More than a third of America's 46 million adult smokers try to stop each year, but fewer than 10 percent succeed. Some relapse because they cannot tolerate the discomfort and craving associated with nicotine withdrawal. In recent animal studies, NIDA-supported scientists identified sites on some brain cells that appear to be key promoters of the negative psychological symptoms of nicotine withdrawal. The sites, called glutamate receptors, are part of the communication network that uses the neurotransmitter glutamate as a chemical messenger.
Neurobiologists have previously shown that glutamate helps produce the good feelings smoking causes. When nicotine attaches to receptors on cells in the brain's ventral tegmental area (VTA), the cells release glutamate, which in turn triggers other VTA cells to release dopamine, a neurotransmitter that produces pleasure. Dr. Athina Markou of The Scripps Research Institute (TSRI) in La Jolla, California, and colleagues reasoned that just as glutamate surges caused by nicotine give rise to smoking pleasure, glutamate depletion related to nicotine abstinence might underlie the displeasure of withdrawal. The researchers speculated that when nicotine is withdrawn after chronic use, the feedback system that restores glutamate to normal levels following surges could overshoot its mark, resulting in a glutamate dearth—and symptoms of depression and irritability.
To test this idea, Dr. Markou and Dr. Paul Kenny at TSRI, along with Dr. Fabrizio Gasparini of Novartis Institutes for Biomedical Research in Basel, Switzerland, focused on a specific group of glutamate receptors called group II metabotropic glutamate (mGluII) receptors. These inhibitory receptors are key components of the glutamate feedback system: They detect high glutamate levels and signal glutamate-producing cells to reduce their activity to bring the levels back down. Inactivating the mGluII receptors interrupts this process, leaving glutamate levels high. The researchers hypothesized that if they inactivated rats' mGluII receptors while subjecting the animals to nicotine withdrawal, the plunge in glutamate levels may be avoided, and the animals' withdrawal symptoms attenuated.

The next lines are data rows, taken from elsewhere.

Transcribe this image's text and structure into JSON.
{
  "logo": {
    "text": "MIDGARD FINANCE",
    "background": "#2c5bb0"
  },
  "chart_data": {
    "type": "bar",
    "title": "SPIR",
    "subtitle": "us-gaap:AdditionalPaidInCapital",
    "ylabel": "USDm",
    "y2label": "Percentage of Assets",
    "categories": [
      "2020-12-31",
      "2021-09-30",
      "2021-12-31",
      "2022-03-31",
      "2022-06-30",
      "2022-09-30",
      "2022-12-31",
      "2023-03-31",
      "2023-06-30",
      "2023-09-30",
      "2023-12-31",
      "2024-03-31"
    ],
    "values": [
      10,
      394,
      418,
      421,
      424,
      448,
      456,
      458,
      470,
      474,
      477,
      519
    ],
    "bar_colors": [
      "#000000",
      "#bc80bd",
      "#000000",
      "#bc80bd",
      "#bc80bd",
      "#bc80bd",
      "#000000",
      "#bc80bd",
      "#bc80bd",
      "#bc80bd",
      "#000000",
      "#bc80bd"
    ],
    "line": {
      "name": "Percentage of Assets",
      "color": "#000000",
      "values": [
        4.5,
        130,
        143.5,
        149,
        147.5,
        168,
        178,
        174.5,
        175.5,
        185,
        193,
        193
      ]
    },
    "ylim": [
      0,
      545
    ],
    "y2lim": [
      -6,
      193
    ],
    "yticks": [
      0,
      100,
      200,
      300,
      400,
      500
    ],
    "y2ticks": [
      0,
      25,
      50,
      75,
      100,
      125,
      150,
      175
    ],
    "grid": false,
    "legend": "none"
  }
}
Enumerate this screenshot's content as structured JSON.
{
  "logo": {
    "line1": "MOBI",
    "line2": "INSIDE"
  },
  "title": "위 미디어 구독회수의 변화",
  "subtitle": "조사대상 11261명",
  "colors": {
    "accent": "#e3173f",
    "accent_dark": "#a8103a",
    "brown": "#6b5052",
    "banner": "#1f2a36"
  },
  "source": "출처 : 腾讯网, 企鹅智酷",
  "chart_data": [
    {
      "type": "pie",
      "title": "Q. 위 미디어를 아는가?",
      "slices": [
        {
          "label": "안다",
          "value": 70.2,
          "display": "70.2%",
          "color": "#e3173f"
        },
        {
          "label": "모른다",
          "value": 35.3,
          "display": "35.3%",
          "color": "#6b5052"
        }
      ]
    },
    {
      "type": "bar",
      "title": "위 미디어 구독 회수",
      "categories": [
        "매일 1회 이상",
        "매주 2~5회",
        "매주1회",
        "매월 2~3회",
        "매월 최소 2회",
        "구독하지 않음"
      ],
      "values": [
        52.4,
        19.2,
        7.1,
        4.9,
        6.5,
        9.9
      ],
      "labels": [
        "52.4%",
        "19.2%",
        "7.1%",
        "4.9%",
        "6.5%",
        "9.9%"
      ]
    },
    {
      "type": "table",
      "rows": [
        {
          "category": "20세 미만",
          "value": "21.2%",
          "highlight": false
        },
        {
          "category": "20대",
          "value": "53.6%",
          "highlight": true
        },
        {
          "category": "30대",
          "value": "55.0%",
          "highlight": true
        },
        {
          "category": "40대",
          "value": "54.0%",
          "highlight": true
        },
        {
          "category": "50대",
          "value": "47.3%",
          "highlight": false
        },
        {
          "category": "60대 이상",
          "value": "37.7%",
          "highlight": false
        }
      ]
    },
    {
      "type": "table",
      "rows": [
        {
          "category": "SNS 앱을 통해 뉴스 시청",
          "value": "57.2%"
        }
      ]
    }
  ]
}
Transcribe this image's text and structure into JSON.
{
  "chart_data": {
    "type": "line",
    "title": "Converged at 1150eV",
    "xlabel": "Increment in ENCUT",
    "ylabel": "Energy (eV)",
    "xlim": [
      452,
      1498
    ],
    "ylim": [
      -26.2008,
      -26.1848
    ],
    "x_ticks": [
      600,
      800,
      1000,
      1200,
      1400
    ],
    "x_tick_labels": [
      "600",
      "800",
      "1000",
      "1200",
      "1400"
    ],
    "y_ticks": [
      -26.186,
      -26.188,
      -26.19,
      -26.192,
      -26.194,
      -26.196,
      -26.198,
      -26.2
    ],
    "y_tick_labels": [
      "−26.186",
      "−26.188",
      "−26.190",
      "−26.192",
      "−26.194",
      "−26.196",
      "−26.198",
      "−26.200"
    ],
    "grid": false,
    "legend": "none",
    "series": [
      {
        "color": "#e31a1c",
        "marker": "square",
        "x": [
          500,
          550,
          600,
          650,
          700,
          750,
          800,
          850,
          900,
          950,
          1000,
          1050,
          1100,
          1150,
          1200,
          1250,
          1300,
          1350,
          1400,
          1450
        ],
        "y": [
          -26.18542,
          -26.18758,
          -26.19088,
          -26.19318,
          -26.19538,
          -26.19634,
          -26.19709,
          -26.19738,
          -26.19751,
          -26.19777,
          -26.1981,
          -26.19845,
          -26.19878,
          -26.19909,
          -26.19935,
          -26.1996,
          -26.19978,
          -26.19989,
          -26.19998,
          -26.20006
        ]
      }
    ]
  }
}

The scientists implanted tiny pumps under the skin on the backs of adult male rats. The pumps dispensed a nicotine solution that maintained high nicotine levels equivalent to those produced in a human who smokes 30 cigarettes per day. After the rats had been exposed to nicotine for 7 days, the investigators removed the pumps, depriving the animals of nicotine and thus leading to nicotine withdrawal. Then, after 18 hours of withdrawal, half the rats were injected with a chemical that blocks the action of mGluII receptors, in effect switching off the inhibitory feedback signals to the glutamate-producing cells. Over the next 72 hours the scientists evaluated the rats at regular intervals using a technique, called intracranial self-stimulation (see "Asking a Rat, 'How Do You Feel?'"), that measures withdrawal-like depression in laboratory animals. As the scientists had predicted, the rats with active mGluII receptors exhibited significant discomfort; the withdrawal discomfort rapidly dissipated in those in which mGluII receptors were turned off.
To help confirm the association between mGluII receptors and withdrawal-like symptoms, Dr. Markou's team treated nicotine-dependent rats with a compound that stimulates the same receptors. In these animals, activation of the inhibitory glutamate loop triggered discomfort comparable with that in nicotine withdrawal.
"Other research has shown how nicotine changes regulation of excitatory glutamate signaling," Dr. Markou says. "Our study helps explain how nicotine also commandeers inhibitory glutamate circuits. The altered function of the mGluII receptors appears to mediate, at least partly, the depressionlike aspects of nicotine withdrawal." The effect, she explains, is a carrot-and-stick influence strong enough to thwart the most sincere attempts to quit smoking. "Nicotine provides a positive effect through the excitatory circuits, making smoking a rewarding and reinforcing experience. Now we see that nicotine has a similarly powerful aversive effect through the inhibitory circuits, making withdrawal an unpleasant experience."
The role of mGluII receptors in withdrawal suggests that these receptors might also offer a target for therapeutic intervention, Dr. Markou adds. "Easing the depression like aspects of withdrawal would significantly decrease discomfort and make it easier for people to maintain abstinence and resist the temptation to relapse to smoking."
Source:
- Kenny P.J.; Gasparini, F.; and Markou, A. Group II metabotropic and alpha-amino-3-hydroxy-5-methyl-4-isoxazole propionate (AMPA)/kainate glutamate receptors regulate the deficit in brain reward function associated with nicotine withdrawal in rats. Journal of Pharmacology and Experimental Therapeutics 306(3):1068- 1076, 2003.